Update (12/1/2009): this seems not to work anymore. I’m still investigating on the cause as it was definitely working (I even performed some comparison benchmarks for our product) –or maybe I had some kind of hallucinations, it happens too.
If you have any idea please share in the comments below! Thanks!
Please read this post for a working solution.
The scenario is the following: you have a Silverlight 3 application that consumes a WCF web service. By default the data exchange is serialized in XML, thus the network payload quickly becomes high if your web service sends significant amounts of data.
XML content is a very good candidate for zip/gzip compression, so it’s logical to look in this direction.
The bad news is that I found no documentation or forums/blog entries about this particular case, so it took me a while to find the solution. I even played with the compression encoder WCF sample only to find that it’s done the way it is because it refers to a different scenario (but I learned a lot in the way).
The good news is that the solution is so simple it’s not even funny, that’s probably why nobody explains how to do it.
HTTP Content-Encoding
Most modern web servers support compression and so do most browsers. When you browse the web, you often receive compressed content even if you don’t notice anything. You can use Fiddler2 to realize this fact.
How it’s working: the browser tells the server what kinds of compression he supports by setting the Accept-Encoding HTTP header. For example with
Accept-Encoding: gzip, deflate
a browser is saying “I can read content compressed with the gzip or deflate algorithms”. The server then decides what is best depending on several factors (for ex. the kind of data he’s sending). If he opts for compression (let’s say gzip), he compresses the content and adds this HTTP header to the response:
Content-Encoding: gzip
The browser now knows that the content is compressed and decompresses it with the appropriate algorithm before giving it to the html parser or whatever.
This is exactly the mechanism we will leverage.
Client Side (Silverlight)
Let’s see how to prepare the client-side.
We have to do two things: 1) tell the server we support compression 2) decompress responses if they are compressed.
How? The browser does all this for you. That’s simply because any web server call made by Silverlight is handled (by default) by the browser’s HTTP stack. This means that the browser manages all the low level stuff such as adding the proper Accept-Encoding header and decompressing content based on Content-Encoding.
The whole process is completely transparent to Silverlight: we don’t have to do anything.
Wonderful, but since compression is still not happening it means we have to do something on the server.
Server Side (WCF)
Here we have to distinguish two cases: the service can be hosted in IIS or self-hosted. If it’s hosted in IIS you’ll just have to enable compression in the IIS control panel.
In my case however the service is self-hosted.

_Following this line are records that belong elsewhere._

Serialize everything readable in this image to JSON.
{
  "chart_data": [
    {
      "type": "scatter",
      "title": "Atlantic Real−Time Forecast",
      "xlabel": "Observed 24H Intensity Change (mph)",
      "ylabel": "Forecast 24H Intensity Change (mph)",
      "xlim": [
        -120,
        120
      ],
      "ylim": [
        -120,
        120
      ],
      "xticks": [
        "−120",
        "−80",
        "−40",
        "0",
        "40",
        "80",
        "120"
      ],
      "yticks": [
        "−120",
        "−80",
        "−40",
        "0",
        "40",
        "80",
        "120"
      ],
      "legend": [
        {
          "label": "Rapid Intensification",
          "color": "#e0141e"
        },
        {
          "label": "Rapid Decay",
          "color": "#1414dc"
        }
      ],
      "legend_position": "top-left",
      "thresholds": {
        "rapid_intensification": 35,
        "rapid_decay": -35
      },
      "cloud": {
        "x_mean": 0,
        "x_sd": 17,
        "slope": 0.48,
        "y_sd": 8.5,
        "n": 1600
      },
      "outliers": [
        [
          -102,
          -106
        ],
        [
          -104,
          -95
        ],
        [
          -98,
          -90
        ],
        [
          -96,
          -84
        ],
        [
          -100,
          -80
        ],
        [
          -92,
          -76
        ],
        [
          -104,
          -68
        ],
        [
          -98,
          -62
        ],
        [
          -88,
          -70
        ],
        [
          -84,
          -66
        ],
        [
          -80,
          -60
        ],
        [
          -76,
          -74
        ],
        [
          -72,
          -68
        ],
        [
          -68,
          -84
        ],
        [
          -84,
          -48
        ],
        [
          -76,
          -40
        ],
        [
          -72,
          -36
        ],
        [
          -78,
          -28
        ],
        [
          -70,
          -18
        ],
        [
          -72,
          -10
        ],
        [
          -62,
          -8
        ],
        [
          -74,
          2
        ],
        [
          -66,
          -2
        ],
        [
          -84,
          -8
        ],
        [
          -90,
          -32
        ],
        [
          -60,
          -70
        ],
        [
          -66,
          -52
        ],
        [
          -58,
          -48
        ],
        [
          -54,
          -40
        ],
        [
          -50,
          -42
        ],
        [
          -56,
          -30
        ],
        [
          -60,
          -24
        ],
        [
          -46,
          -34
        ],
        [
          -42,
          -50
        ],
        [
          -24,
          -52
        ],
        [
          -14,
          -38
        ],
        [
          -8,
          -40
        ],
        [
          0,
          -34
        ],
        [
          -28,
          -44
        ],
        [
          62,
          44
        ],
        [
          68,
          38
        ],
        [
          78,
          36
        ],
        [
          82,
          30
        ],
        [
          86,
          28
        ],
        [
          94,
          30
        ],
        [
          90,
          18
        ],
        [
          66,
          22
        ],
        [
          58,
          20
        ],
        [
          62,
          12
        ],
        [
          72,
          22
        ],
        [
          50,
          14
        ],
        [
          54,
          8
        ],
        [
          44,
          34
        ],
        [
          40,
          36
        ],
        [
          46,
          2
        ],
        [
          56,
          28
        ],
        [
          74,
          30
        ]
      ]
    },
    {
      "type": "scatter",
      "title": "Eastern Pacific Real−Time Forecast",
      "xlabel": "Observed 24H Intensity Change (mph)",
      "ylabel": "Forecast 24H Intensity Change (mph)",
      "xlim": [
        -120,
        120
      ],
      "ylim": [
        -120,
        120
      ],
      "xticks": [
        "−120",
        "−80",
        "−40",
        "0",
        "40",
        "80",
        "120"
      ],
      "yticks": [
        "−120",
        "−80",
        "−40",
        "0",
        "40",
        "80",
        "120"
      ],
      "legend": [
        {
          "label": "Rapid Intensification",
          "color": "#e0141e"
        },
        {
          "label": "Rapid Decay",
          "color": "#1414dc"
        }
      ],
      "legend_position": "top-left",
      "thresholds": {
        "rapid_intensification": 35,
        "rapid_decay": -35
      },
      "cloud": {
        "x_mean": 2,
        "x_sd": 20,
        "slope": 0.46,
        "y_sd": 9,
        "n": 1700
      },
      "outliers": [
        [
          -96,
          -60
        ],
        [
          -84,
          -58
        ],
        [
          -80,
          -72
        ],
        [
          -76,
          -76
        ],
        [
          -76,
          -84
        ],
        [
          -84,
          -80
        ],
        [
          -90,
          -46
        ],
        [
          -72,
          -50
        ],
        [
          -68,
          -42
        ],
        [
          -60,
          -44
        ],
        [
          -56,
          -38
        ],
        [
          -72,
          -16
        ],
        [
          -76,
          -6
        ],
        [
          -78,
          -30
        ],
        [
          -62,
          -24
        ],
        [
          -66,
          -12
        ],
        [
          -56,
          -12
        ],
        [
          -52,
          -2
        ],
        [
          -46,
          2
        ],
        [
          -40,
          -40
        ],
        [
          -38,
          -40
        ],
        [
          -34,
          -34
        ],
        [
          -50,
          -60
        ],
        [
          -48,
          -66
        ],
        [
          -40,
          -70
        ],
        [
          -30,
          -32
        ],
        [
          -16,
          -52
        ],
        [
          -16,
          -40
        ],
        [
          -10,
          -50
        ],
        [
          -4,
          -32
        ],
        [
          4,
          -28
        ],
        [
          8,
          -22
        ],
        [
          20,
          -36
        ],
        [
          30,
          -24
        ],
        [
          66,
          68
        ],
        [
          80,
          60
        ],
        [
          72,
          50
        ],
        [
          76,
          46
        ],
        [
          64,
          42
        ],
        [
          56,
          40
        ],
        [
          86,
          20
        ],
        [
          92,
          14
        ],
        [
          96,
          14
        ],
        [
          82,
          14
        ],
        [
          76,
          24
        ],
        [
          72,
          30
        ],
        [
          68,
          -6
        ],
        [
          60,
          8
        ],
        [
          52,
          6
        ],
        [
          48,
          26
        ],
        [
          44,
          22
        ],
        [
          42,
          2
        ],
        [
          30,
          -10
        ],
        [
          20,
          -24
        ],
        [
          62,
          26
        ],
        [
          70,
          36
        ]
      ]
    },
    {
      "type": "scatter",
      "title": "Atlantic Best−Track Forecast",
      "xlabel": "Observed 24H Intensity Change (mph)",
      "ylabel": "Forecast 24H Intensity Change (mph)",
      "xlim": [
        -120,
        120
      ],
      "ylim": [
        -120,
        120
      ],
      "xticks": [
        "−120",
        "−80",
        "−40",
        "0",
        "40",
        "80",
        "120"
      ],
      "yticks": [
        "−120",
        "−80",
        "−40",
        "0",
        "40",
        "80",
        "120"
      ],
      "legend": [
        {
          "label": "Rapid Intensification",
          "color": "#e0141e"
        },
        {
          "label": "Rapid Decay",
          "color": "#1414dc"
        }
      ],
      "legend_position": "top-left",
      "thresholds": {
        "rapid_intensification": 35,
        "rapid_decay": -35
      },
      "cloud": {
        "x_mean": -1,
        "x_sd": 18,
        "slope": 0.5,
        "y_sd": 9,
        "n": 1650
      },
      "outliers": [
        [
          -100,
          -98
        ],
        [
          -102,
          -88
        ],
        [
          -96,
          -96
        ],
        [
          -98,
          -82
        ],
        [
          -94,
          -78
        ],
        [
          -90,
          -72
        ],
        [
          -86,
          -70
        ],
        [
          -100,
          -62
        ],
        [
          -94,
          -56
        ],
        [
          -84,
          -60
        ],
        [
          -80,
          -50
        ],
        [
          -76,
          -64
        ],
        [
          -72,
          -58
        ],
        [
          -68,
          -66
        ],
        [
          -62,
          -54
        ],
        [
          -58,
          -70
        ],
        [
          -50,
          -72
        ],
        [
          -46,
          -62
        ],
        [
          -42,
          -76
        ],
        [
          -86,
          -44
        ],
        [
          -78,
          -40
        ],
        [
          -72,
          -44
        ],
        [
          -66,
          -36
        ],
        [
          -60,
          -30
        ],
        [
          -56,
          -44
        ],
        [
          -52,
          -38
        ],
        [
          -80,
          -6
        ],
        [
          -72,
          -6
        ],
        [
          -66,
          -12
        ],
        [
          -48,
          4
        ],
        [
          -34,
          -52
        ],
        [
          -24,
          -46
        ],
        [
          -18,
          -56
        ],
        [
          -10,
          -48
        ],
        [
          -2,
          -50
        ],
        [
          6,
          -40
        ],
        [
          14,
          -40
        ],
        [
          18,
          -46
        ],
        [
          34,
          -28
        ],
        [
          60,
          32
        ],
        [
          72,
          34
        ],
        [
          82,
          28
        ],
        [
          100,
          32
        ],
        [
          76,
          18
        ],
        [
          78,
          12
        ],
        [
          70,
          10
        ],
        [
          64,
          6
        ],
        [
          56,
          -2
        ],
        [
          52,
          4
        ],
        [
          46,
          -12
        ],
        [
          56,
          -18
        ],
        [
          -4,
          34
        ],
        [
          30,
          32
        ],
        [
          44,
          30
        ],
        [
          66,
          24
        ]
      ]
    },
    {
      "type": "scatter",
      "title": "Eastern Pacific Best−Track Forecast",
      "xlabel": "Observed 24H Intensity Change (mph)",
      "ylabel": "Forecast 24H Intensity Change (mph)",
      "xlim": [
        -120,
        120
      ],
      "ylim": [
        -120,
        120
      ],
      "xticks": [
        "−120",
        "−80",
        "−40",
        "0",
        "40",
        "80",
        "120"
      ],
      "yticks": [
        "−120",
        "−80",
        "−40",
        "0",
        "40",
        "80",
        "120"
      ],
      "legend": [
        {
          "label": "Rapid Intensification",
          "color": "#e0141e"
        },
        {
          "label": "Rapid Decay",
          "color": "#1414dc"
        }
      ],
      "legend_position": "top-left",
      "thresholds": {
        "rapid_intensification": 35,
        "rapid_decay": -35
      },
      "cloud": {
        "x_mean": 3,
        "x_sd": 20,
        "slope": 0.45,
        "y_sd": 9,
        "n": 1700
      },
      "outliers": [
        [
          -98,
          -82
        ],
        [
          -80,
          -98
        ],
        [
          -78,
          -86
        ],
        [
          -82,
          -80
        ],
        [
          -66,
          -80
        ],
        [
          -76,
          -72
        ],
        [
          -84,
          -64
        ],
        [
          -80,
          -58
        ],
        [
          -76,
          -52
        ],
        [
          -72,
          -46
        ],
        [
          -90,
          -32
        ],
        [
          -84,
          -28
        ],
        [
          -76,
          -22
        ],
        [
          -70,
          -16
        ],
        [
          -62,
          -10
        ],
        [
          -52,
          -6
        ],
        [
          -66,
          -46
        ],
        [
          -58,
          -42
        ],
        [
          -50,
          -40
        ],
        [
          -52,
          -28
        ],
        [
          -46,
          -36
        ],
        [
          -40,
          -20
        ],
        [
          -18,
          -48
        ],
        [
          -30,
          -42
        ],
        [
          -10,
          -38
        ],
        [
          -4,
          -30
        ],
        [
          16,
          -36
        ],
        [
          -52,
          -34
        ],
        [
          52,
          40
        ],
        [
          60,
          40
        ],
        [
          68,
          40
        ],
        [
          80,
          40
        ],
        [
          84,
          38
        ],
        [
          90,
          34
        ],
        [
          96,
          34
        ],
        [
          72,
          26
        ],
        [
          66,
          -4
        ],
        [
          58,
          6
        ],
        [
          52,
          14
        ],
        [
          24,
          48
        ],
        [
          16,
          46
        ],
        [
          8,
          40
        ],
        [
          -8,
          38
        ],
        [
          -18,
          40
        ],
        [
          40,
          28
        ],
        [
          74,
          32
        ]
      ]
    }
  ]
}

The key here is the endpoint’s binding. Silverlight 3 only supports basicHttpBinding, so your WCF service probably uses the same (as they must match). The problem is that basicHttpBinding is “basic” indeed, and cannot do advanced things like handle compression.
The trick is to use a more “advanced” binding that can handle http compression but is still compatible with the client’s basicHttpBinding. Here is a customBinding that mimics the basicHttpBinding:
<customBinding>
<binding name=“customHttpBinding“>
<textMessageEncoding messageVersion=“Soap11Addressing1”
writeEncoding=“utf-8“/>
<httpTransport />
</binding>
</customBinding>
the same in c#:
var customBinding = new CustomBinding(
new TextMessageEncodingBindingElement(
MessageVersion.Soap11,
Encoding.UTF8),
new HttpTransportBindingElement());
That’s all. Yes, nothing more is needed! This binding will automatically deal with compression the same way as IIS does.
You can fire up Fiddler2 and look at your web service calls. You can play with the Accept-Encoding header and see that the server behaves accordingly.
Maybe in some future version Silverlight will support more advanced bindings, in that case you won’t probably even need this.